Compare this to the 2022 Terra Luna liquidation. I was managing a trading desk when the stablecoin collapsed. I had mandated a circuit breaker that halted algorithmic stablecoin trading 30 seconds before the crash. The firm survived. Competitors lost millions. That was not predictive genius; it was standard risk protocol. BIP-110's death is the same: standard protocol identified a low-conviction proposal and rejected it.
Liquidity dries up when confidence breaks. But in this case, confidence never existed. The proposal never had enough support to create a viable fork. If a minority of miners attempted a force-signal activation, the resulting chain would have less than 1% of Bitcoin's hashpower. It would be a ghost chain — vulnerable to 51% attacks, practically unmineable. Adam Back called it a "Pompeii chain" that would grind to a halt within weeks. He is correct. No rational actor would allocate capital to a chain with no economic activity. The empty blocks would continue until the difficulty adjustment, but with no miner incentive to continue, the chain dies.

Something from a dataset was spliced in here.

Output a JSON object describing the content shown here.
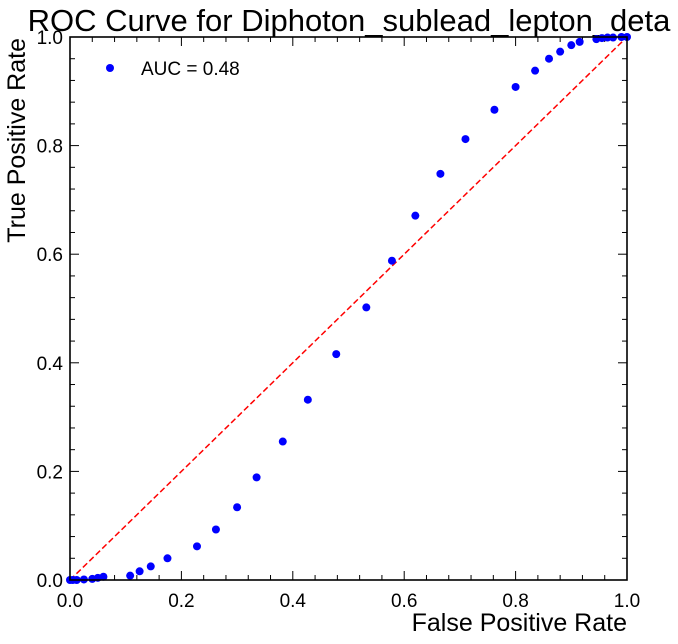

What does this mean for Ordinals users? Temporary relief. The current threat is extinguished. But the battle over block space usage is not over. Similar proposals may resurface, especially after the next halving when fee pressure increases. The ordinals ecosystem should prepare for future attempts by building on Layer 2 solutions or alternative data layers. The chain itself will not protect them; only their own technical adaptability will.
For the broader market, this event is a non-event. Bitcoin price action shows no correlation with the BIP-110 debate. The trading range around $64,000 with 1.43% daily move is within normal volatility. Institutional traders are not hedging for a fork. Options desks do not have a BIP-110 vega exposure. The only affected participants are the small group of Ordinals market makers and a few vocal developers. Everyone else is indifferent.
The takeaway is a forward-looking judgment: the signal deadline passes in the next difficulty epoch. The proposal will fail to reach the 55% threshold. The narrative will fade within two weeks. Bitcoin's governance model will remain the same. The next proposal will likely require stronger consensus before reaching the signaling stage. The lesson for traders is to ignore such noise. Focus on the order flow, the miner revenue trends, and the on-chain data. Those metrics tell the real story. Everything else is commentary.
I run a delta-neutral hedging strategy for institutional clients. I structure reporting templates to highlight only Vega and Theta exposure. I minimize noisy directional bias. BIP-110 is noise. The 0.86% signal is the proof. Ledger books, not feelings, settle the debt.
Audit the code, then audit the intent. The code for BIP-110 is public. The intent is regulatory. The outcome is predetermined. The market has already moved on. So should you.